Una fogliata di libri
Sommergersi di libri è un atto di fede nella larghezza della vita
"Non voglio rassegnarmi al me che legge sempre le stesse cose e non si espande”. Contro la decrescita felice del consumo letterario. Apologia del comprare a vanvera
Davvero sono stato io? Qualcuno può giurarmelo? Talvolta uno guarda la propria libreria e stenta a riconoscersi. E si chiede: davvero un giorno ho pensato che si potesse essere un grande scrittore bulgaro? Davvero ho gravato gli scaffali con le opere di quel francese monumentale e osannato, il quale, alla prova dei fatti – i miei – si è poi rivelato mortalmente noioso perché monumento solo di se stesso e dimostrazione tragica del fatto che uno può anche scrivere e non imparare niente dalla letteratura (riformulo: uno può anche leggere e non imparare niente dalla letteratura degli altri) al punto da non capire che, se una lezione esiste, è che “io” non è “me stesso”?
E ancora: sul serio un pomeriggio, magari al parchetto con mia figlia, suggestionato dalle anatre o congestionato dalle mailing list editoriali mi sono fatto soggiogare dalla legge del desiderio tanto da mollare la bambina per scaraventarmi in libreria con gli occhi iniettati, stravolto da un’impreteribile concupiscenza per questo mattone di realismo magico ucraino? Ero in me il giorno in cui mi sono alleggerito di venticinque euro per angustiarmi con un’opera, in assenza della quale, immagino, pensare l’esistenza dev’essermi sembrato a quel punto impossibile (sennò non si spiega), sul retrocopertina della quale vaneggiano le domande “le foreste pensano? I cani sognano?”.
Davvero, in un passato che non ricordo, mi ha afferrato questa passione inspiegabile per i reportage dai luoghi abbandonati, una mestizia inimmaginabile, e in particolare per quelli da Dhanushkodi, città fantasma indiana spazzata via dal mare, cui è impossibile accedere dopo il tramonto? Ero io quello che si è appassionato a correnti filosofiche importanti ma un filo strambe come la teurgia e il cosmismo russo?

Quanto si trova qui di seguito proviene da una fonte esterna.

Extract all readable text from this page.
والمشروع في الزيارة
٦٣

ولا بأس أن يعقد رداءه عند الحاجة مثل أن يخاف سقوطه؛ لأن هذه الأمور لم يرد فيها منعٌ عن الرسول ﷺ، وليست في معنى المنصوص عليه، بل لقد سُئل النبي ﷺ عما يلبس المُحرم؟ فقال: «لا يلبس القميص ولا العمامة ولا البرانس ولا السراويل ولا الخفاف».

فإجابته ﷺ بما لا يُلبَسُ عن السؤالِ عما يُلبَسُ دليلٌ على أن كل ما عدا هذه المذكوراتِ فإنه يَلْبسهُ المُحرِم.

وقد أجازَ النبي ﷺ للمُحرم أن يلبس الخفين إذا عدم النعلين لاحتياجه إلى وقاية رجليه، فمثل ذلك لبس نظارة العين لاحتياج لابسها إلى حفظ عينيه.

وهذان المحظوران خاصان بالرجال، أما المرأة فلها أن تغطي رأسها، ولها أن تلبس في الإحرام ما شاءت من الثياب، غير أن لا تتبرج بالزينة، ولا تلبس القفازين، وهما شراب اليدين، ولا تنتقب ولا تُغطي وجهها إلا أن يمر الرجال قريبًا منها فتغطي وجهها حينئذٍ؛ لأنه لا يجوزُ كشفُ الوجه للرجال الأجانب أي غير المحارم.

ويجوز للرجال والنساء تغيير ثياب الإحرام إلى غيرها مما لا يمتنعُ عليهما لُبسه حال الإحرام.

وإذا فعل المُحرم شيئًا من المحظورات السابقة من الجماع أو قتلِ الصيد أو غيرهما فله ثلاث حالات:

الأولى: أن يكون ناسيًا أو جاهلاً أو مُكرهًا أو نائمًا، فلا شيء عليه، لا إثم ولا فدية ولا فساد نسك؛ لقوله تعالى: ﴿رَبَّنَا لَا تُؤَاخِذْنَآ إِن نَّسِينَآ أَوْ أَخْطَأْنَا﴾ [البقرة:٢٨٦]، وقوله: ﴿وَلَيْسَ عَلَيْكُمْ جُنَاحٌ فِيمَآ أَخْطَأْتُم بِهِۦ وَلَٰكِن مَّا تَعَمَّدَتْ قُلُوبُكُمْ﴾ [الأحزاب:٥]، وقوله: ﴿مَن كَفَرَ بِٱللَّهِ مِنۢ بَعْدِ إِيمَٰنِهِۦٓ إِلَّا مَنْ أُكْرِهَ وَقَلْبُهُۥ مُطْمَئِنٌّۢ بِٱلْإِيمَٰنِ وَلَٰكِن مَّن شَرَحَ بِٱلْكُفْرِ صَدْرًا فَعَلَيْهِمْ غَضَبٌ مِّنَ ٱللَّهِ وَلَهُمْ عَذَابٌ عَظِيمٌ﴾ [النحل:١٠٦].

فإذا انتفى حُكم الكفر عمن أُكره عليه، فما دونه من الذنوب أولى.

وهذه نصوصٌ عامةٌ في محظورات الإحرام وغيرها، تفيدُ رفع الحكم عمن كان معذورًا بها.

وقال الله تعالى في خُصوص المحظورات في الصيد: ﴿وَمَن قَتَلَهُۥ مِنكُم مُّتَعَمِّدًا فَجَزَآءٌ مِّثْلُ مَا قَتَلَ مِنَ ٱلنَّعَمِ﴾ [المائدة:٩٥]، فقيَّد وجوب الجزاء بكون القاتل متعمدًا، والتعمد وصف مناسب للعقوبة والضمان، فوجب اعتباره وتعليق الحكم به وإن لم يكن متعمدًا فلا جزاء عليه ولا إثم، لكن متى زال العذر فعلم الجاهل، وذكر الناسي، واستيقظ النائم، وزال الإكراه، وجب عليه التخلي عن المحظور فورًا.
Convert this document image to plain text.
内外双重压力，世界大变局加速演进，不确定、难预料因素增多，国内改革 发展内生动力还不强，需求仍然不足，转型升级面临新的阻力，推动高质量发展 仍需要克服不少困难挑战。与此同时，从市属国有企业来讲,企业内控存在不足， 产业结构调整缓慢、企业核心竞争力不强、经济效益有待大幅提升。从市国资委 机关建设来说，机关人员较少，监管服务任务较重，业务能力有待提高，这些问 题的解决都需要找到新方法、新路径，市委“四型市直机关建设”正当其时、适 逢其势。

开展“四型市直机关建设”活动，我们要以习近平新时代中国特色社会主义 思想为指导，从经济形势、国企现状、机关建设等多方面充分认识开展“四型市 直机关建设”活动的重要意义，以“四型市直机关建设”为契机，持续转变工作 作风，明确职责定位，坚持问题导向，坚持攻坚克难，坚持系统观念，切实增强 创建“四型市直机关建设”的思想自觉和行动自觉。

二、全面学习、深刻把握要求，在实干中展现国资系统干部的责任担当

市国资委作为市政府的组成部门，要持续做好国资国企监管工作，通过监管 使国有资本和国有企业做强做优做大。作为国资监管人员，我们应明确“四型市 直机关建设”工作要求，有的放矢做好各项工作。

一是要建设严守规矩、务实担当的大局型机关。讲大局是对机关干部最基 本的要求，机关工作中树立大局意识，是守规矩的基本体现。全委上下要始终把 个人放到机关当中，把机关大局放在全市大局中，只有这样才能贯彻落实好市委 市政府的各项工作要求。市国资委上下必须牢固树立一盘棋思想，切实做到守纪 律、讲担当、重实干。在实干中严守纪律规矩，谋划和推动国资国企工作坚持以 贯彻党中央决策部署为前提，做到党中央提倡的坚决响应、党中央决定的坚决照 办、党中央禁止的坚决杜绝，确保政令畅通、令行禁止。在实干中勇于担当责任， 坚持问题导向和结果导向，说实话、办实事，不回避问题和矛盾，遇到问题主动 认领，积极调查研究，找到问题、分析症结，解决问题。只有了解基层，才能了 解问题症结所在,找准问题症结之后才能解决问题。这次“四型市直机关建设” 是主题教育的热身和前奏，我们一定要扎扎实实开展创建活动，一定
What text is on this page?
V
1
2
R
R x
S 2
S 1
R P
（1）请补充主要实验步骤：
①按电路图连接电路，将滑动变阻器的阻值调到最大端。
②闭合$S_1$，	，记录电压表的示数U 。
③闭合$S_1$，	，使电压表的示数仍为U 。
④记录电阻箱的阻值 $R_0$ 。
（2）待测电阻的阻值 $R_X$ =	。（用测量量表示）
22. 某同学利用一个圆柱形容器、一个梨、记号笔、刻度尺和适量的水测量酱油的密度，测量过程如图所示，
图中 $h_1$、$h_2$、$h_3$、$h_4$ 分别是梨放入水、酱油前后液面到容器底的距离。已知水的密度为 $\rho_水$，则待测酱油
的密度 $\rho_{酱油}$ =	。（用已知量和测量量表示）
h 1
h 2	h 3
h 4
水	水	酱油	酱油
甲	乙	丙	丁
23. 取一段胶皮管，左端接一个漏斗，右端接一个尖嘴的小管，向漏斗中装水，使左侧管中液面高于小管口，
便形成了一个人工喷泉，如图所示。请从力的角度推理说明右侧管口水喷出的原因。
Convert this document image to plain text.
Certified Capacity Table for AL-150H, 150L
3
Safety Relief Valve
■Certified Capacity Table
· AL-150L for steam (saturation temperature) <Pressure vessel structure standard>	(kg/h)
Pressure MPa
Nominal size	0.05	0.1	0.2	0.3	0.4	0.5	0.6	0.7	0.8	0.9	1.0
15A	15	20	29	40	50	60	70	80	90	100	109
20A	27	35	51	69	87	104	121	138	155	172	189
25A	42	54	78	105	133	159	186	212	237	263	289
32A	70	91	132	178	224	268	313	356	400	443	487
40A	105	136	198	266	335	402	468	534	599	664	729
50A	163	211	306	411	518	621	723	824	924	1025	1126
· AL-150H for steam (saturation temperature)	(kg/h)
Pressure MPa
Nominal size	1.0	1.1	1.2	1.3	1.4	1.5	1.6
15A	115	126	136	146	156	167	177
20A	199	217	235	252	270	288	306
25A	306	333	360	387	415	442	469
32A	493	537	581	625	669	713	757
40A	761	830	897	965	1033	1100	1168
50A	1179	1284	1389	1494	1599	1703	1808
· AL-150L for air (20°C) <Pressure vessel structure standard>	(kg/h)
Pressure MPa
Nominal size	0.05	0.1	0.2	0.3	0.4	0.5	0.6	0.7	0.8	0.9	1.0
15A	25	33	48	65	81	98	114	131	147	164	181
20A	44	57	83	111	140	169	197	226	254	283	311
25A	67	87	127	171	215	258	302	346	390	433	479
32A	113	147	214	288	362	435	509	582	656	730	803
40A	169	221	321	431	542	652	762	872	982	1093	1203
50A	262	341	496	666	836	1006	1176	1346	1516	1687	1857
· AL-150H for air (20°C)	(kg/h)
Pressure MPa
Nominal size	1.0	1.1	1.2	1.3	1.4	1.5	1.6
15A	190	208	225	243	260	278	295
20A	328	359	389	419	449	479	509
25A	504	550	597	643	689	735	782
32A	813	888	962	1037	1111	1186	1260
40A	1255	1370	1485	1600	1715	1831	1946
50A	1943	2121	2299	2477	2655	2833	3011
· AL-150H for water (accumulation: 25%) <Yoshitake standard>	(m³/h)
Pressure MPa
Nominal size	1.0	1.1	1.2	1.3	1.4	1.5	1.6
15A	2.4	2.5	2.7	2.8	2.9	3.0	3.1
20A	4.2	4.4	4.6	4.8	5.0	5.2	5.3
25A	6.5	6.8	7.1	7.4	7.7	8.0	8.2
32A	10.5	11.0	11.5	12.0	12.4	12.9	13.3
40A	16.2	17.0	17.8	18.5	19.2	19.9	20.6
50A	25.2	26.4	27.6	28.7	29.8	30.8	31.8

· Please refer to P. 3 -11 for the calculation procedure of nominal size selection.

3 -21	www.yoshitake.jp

Poi giorni fa su Twitter casco su un bell’articolo di Rivista Studio firmato da Anna Momigliano e intitolato “Comprare libri per non leggerli”. Un pezzo datato 2017 (anno in cui, ricordo bene, ero in trip per i saggi sugli autoritratti di Dio) e che sostanzialmente dice che comprare molti libri significa farlo in barba alla certezza che non li si leggerà giacché non vivremo 250 anni, quindi sarebbe meglio comprare meno e comprare meglio; insomma, si teorizzava una decrescita felice del consumo letterario (ma io voto no, io sono un irresponsabile e voglio comprare anche a vanvera, illudendomi che un giorno quel libro, come il dolore, mi sarà utile).
Postilla personale: comprare più libri delle proprie possibilità di lettura è un atto di fede nella larghezza della vita, non sulla sua lunghezza. Io compro tanti libri perché non voglio rassegnarmi al me che legge sempre le stesse cose e non si espande. E per sperare nello scarto di lato, nella possibilità di scendere dal solito treno. Voglio sognare di poter perder tempo e che presto mi interesserò a quel tomo sull’esoterismo neozelandese rinunciando al quattrocentesimo romanzo tedesco.
Se non accadrà e arriverà prima la signora con la falce, ecco le mie volontà: lascio tutto a Fahreneit, Radio3, rubrica “Caccia al libro”, e riposerò come un giusto, sicuro, un giorno, di far felice il signor Chissachì, uno che sbavava da anni per quel romanzo civile uruguaiano bellissimo e introvabile, romanzo che, quando lo riceverà e l’avrà tra le mani, lo coglierà un po’ di sorpresa, non ricordandosi, il signor Chissachì, la ragione per cui avrà mai potuto interessare quello là, quel mister Hyde che gli somiglia, quel tizio strano che legge sempre e solo cose strane.